### 7. Hypothesis Testing: Introduction to Hypothesis Testing

### Errors in Decision Making

Inferential statistics makes use of the limited information provided by a sample to draw conclusions about a larger population.

Samples are not expected to be a perfect representation of their population, however, and in some extreme cases the sample will be very different from the population it is drawn from.
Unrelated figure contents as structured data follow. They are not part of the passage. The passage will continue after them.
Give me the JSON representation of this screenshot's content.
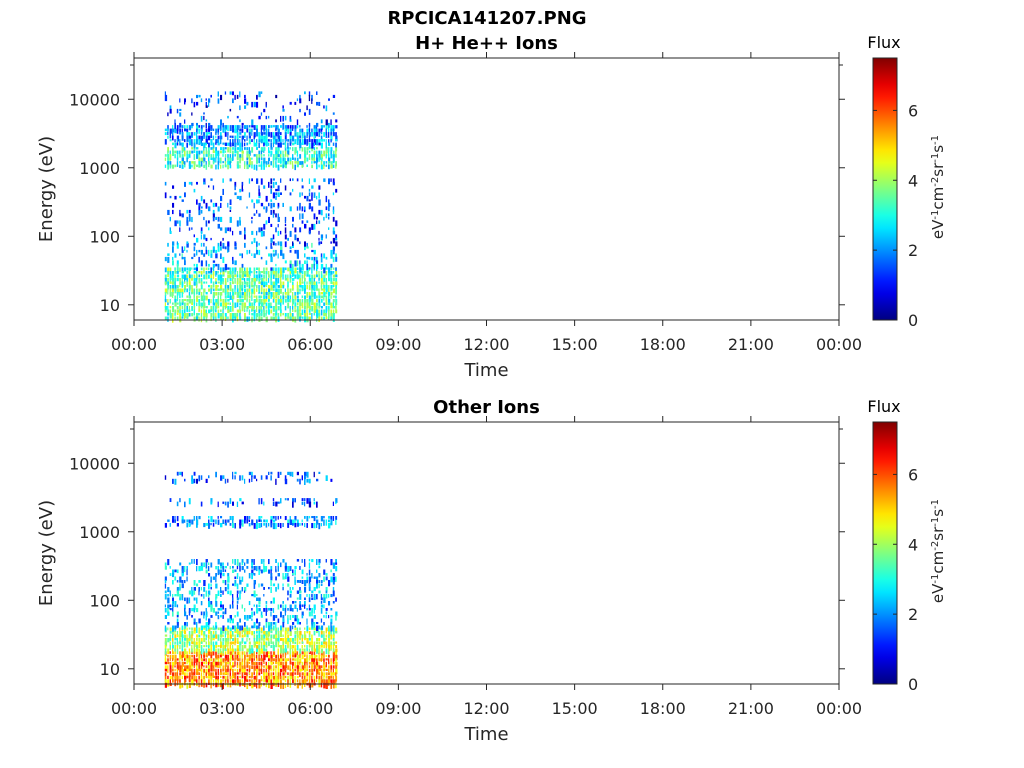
{
  "figure": {
    "title_line1": "RPCICA141207.PNG",
    "colorbar_unit_parts": [
      "eV",
      "-1",
      "cm",
      "-2",
      "sr",
      "-1",
      "s",
      "-1"
    ]
  },
  "colormap": "jet",
  "chart_data": [
    {
      "type": "heatmap",
      "title": "H+ He++ Ions",
      "xlabel": "Time",
      "ylabel": "Energy (eV)",
      "x_ticks": [
        "00:00",
        "03:00",
        "06:00",
        "09:00",
        "12:00",
        "15:00",
        "18:00",
        "21:00",
        "00:00"
      ],
      "x_range_hours": [
        0,
        24
      ],
      "y_scale": "log",
      "y_range": [
        6,
        40000
      ],
      "y_ticks": [
        10,
        100,
        1000,
        10000
      ],
      "y_tick_labels": [
        "10",
        "100",
        "1000",
        "10000"
      ],
      "colorbar": {
        "title": "Flux",
        "range": [
          0,
          7.5
        ],
        "ticks": [
          0,
          2,
          4,
          6
        ],
        "tick_labels": [
          "0",
          "2",
          "4",
          "6"
        ]
      },
      "data_time_range_hours": [
        1.05,
        6.9
      ],
      "bands": [
        {
          "e_min": 6,
          "e_max": 35,
          "flux": 3.4,
          "density": 0.85
        },
        {
          "e_min": 35,
          "e_max": 80,
          "flux": 2.3,
          "density": 0.3
        },
        {
          "e_min": 80,
          "e_max": 700,
          "flux": 1.6,
          "density": 0.2
        },
        {
          "e_min": 1100,
          "e_max": 2000,
          "flux": 3.1,
          "density": 0.75
        },
        {
          "e_min": 2300,
          "e_max": 4200,
          "flux": 2.0,
          "density": 0.8
        },
        {
          "e_min": 4200,
          "e_max": 13000,
          "flux": 1.3,
          "density": 0.15
        }
      ]
    },
    {
      "type": "heatmap",
      "title": "Other Ions",
      "xlabel": "Time",
      "ylabel": "Energy (eV)",
      "x_ticks": [
        "00:00",
        "03:00",
        "06:00",
        "09:00",
        "12:00",
        "15:00",
        "18:00",
        "21:00",
        "00:00"
      ],
      "x_range_hours": [
        0,
        24
      ],
      "y_scale": "log",
      "y_range": [
        6,
        40000
      ],
      "y_ticks": [
        10,
        100,
        1000,
        10000
      ],
      "y_tick_labels": [
        "10",
        "100",
        "1000",
        "10000"
      ],
      "colorbar": {
        "title": "Flux",
        "range": [
          0,
          7.5
        ],
        "ticks": [
          0,
          2,
          4,
          6
        ],
        "tick_labels": [
          "0",
          "2",
          "4",
          "6"
        ]
      },
      "data_time_range_hours": [
        1.05,
        6.9
      ],
      "bands": [
        {
          "e_min": 6,
          "e_max": 18,
          "flux": 5.5,
          "density": 0.95
        },
        {
          "e_min": 18,
          "e_max": 40,
          "flux": 4.0,
          "density": 0.85
        },
        {
          "e_min": 40,
          "e_max": 400,
          "flux": 2.2,
          "density": 0.4
        },
        {
          "e_min": 1200,
          "e_max": 1700,
          "flux": 2.0,
          "density": 0.65
        },
        {
          "e_min": 2700,
          "e_max": 3100,
          "flux": 1.6,
          "density": 0.35
        },
        {
          "e_min": 5500,
          "e_max": 7500,
          "flux": 1.5,
          "density": 0.3
        }
      ]
    }
  ]
}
Such extreme samples can lead to incorrect conclusions about the population.

Remember that there are two possible decisions that can be made on the basis of a hypothesis test:

- The null hypothesis is rejected.
- The null hypothesis is not rejected.

Both of these decisions can either be correct or incorrect, which leads to four possible scenarios.

\[

\begin{array}{l|c|c}

&H_0\text{ is not rejected}&H_0\text{ is rejected}\\

\hline

H_0 \text{ is true}&\green{\text{Correct decision}}&\red{\text{Type I error}}\\

H_0 \text{ is false}&\red{\text{Type II error}}&\green{\text{Correct decision}}\\

\end{array}

\]

Type I Error

A **Type I error** is rejecting the null hypothesis when, in fact, it is true. This is also known as a false positive result. The probability of committing a Type I error is equal to the *significance level *of the test and is denoted #\alpha#.

\[\alpha = \mathbb{P}(\text{Type I error})=\mathbb{P}(\text{reject }H_0\,|\,H_0\text{ is true})\]

A *Type I error *is analogous to an innocent person being found guilty.

#\phantom{0}#

Type II Error

A **Type II error** is failing to reject the null hypothesis when, in fact, it is false. This is also known as a false negative a result. The probability of committing a Type II error is denoted by #\beta#.

\[\beta = \mathbb{P}(\text{Type II error})=\mathbb{P}(\text{do not reject }H_0\,|\,H_0\text{ is false})\]

A *Type II error *is analogous to a guilty person being found not guilty.

#\phantom{0}#

The distinction between the two types of errors is illustrated by the following tree diagram:

It might be tempting to reduce the chances of committing a Type I error by choosing a very low significance level.

There is a trade-off, however, as *decreasing* the chances of committing a Type I error simultaneously *increases* the chances of committing a Type II error, and vice versa.